Oh technology, a blessing and a curse. For some reason I cannot post from my laptop. I have sent an email to WordPress, but if anyone here has any idea what I need to do, please do tell.
Another day of erratic weather, ending in a rainy night. I stayed in most of the time and got on with work. But it’s Sunday which means Joe isn’t here and I am on cat feeding duty for Romeo and Hartley. There was no sign of Romeo when I went outside, so I put some food down for Hartley, and took my recycling round to the bin shed. Romeo materialised beside me. So back we went and I filled a second dish only for Hartley, who had by now almost finished his breakfast, to commandeer it. It’s funny, of the two cats in most circumstances Romeo is the bolder, the more feisty, but Hartley seems to have first dibs when it’s a question of food. I lifted Hartley up, put him back by his dish and popped Romeo in front of the full one. In less time than it takes to tell Hartley had changed places again. Poor Romeo. Fortunately both boys were there tonight and Romeo tucked in with gusto.
MasterB is also a cat who likes his meals. This morning, as I slept beyond seven, he became impatient for breakfast and started his bouncy castle routine. Usually it disturbs my sleep but doesn’t hurt me. Today he bounced on my wound. You know that feeling where the pain is so intense that it feels like a black hole swallowing you up? That’s what I felt. It took several minutes of deep breathing and repeated ows before I could bring myself to sit up.
MasterB and I have spent most of the day together. Celia went over to Notting Hill, and although B&J and I had planned to convene this evening in the garden we decided it was too cold, and rain looked imminent.
Yesterday Michèle came round bringing the most beautiful bunch of red tulips. It was lovely to see her. We drank some wine and MasterB was pretty sociable before falling asleep on my lap. It’s such a treat to have visitors in my home again. My social skills as host are rusty, but the idea of inviting a few friends round for food and drink is a happy one.

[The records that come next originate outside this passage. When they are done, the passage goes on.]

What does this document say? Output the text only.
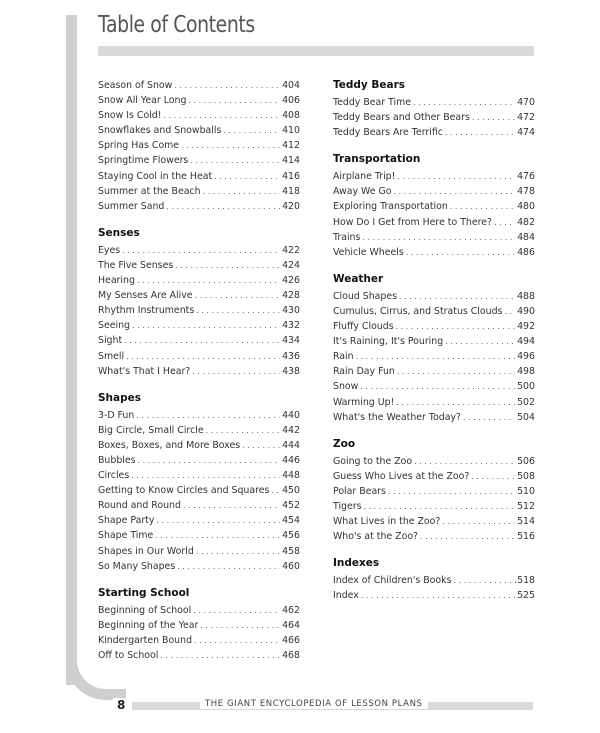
Table of Contents
Season of Snow . . .	404
Snow All Year Long . . .	406
Snow Is Cold! . . .	408
Snowflakes and Snowballs . . .	410
Spring Has Come . . .	412
Springtime Flowers . . .	414
Staying Cool in the Heat . . .	416
Summer at the Beach . . .	418
Summer Sand . . .	420
Senses
Eyes . . .	422
The Five Senses . . .	424
Hearing . . .	426
My Senses Are Alive . . .	428
Rhythm Instruments . . .	430
Seeing . . .	432
Sight . . .	434
Smell . . .	436
What's That I Hear? . . .	438
Shapes
3-D Fun . . .	440
Big Circle, Small Circle . . .	442
Boxes, Boxes, and More Boxes . . .	444
Bubbles . . .	446
Circles . . .	448
Getting to Know Circles and Squares . . . 450
Round and Round . . .	452
Shape Party . . .	454
Shape Time . . .	456
Shapes in Our World . . .	458
So Many Shapes . . .	460
Starting School
Beginning of School . . .	462
Beginning of the Year . . .	464
Kindergarten Bound . . .	466
Off to School . . .	468
Teddy Bears
Teddy Bear Time . . .	470
Teddy Bears and Other Bears . . .	472
Teddy Bears Are Terrific . . .	474
Transportation
Airplane Trip! . . .	476
Away We Go . . .	478
Exploring Transportation . . .	480
How Do I Get from Here to There? . . .	482
Trains . . .	484
Vehicle Wheels . . .	486
Weather
Cloud Shapes . . .	488
Cumulus, Cirrus, and Stratus Clouds . . . 490
Fluffy Clouds . . .	492
It's Raining, It's Pouring . . .	494
Rain . . .	496
Rain Day Fun . . .	498
Snow . . .	500
Warming Up! . . .	502
What's the Weather Today? . . .	504
Zoo
Going to the Zoo . . .	506
Guess Who Lives at the Zoo? . . .	508
Polar Bears . . .	510
Tigers . . .	512
What Lives in the Zoo? . . .	514
Who's at the Zoo? . . .	516
Indexes
Index of Children's Books . . .	.518
Index . . .	525
8	THE GIANT ENCYCLOPEDIA OF LESSON PLANS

Michèle has a book coming out later this year. I am hoping she’s going to be doing some readings at independent bookshops which I can attend. I love hearing her read. I’ll settle for some Radio 3 or 4 appearances. She’s got a great radio voice too.
She asked me about the skin cancer. I find it hard to think of myself and cancer in the same sentence. Maybe it’s denial. Maybe it’s because I am hoping I no longer have cancer, and if I haven’t I was only aware of having it for less than a week before steps were taken to remove anything that might also be cancerous. I hate the language around cancer, and in no way could I be said to have fought it. I have not had a battle, and I sincerely hope this is the last of it. It feels rather like the moment when you realise you have had a lucky escape from something that could have been nasty; like when you are just about to move to the left on a pavement when a careless rider on speeding electric scooter passes by you so close you can feel the air disturbed. A second later and you’d be knocked flying. I haven’t been knocked flying, but that air disturbance is all around me. Turbulence. Something fundamental has changed.
Stay safe. Keep well. Enjoy your visitors.